Whiting estimates that he sells half a million individual feathersevery month. The majority of his stock is exported overseas. The remaining one-fourth is reserved for the U.S. domestic market. Whiting said he’s hoping to hold off increasing demand from overseas markets because he cannot fulfill current domestic orders.
He admits the shift from fishing to fashion has caused a furor in some corners.
In the past two years, prices have shot from $50 a saddle (a group of 160 feathers) to $200 to $300 a saddle, Whiting said. In some extreme cases, a saddle can fetch $1,500.
“There has been a lot of press about how enraged fishermen are because they are tired of people buying feathers for hair extensions,” he said. “The reaction runs the gamut.”
Capt.
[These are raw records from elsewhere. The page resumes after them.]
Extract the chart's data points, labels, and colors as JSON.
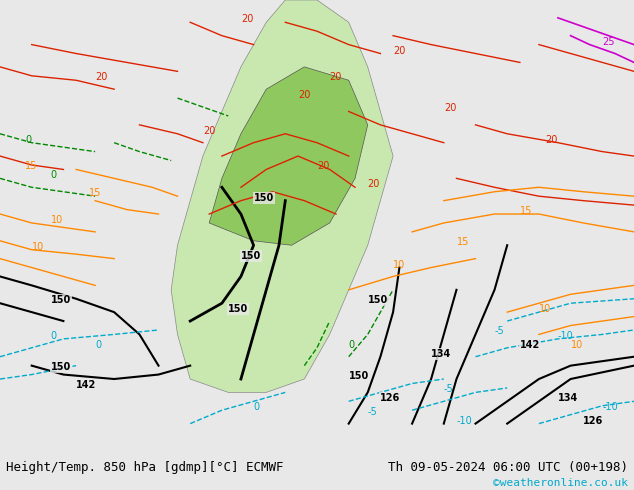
{
  "title_left": "Height/Temp. 850 hPa [gdmp][°C] ECMWF",
  "title_right": "Th 09-05-2024 06:00 UTC (00+198)",
  "watermark": "©weatheronline.co.uk",
  "bg_color": "#e8e8e8",
  "map_bg": "#d8d8d8",
  "fig_width": 6.34,
  "fig_height": 4.9,
  "dpi": 100,
  "font_size_bottom": 9,
  "font_size_watermark": 8,
  "watermark_color": "#00aacc",
  "text_color": "#000000"
}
Bill Curtis, who works at the fly fishing department at Bass Pro Shops in Doral, said while women have flocked to the store to buy feathers for their hair over the past year, it hasn’t caused a shortage.
Whiting finds the new fashion craze ironic.
“For 20 years, I tried to find other outlets. I sold some feathers for Las Vegas showgirls’ costumes or for Hawaiian leis. It was negligible,” he said. “Then, these hair extensions came along and took on a life of their own.”
At Featherlocks headquarters, dogs sometimes roam the offices, which have an airy, modern feel. There’s a bank of computers and phones, where customer service representatives take orders or answer questions.
A large space behind the foyer is a sorting room, where employees assemble packets of feathers. The company employs between 25 and 30 people.
The building, it turns out, had once been owned by their great-grandfather, Donald Lavigne, a tailor originally from Russia. He manufactured uniforms for hotel workers, police officers and firefighters there from the 1950s through the 1970s.
“It made me feel like it was meant to be,” said Donya, who wears two hats: chief financial officer and chief operating officer. Alexandra comes up with design ideas and new products.
The sisters have launched other products, too. There are Puppy Locks, or feathers for dogs. Those come from female roosters, which have shorter, wider feathers, Whiting said.
Whether or not the feathery extensions will fade as a fad is anyone’s guess.
Meanwhile, the sisters are coming up with new items. Feathers in fall colors: golds, browns, reds and yellows. Also in the works: braiders, or feathers that can be attached to people’s braids.
“People like the path of least resistance,” Donya said. “If someone has it available, they just buy it.”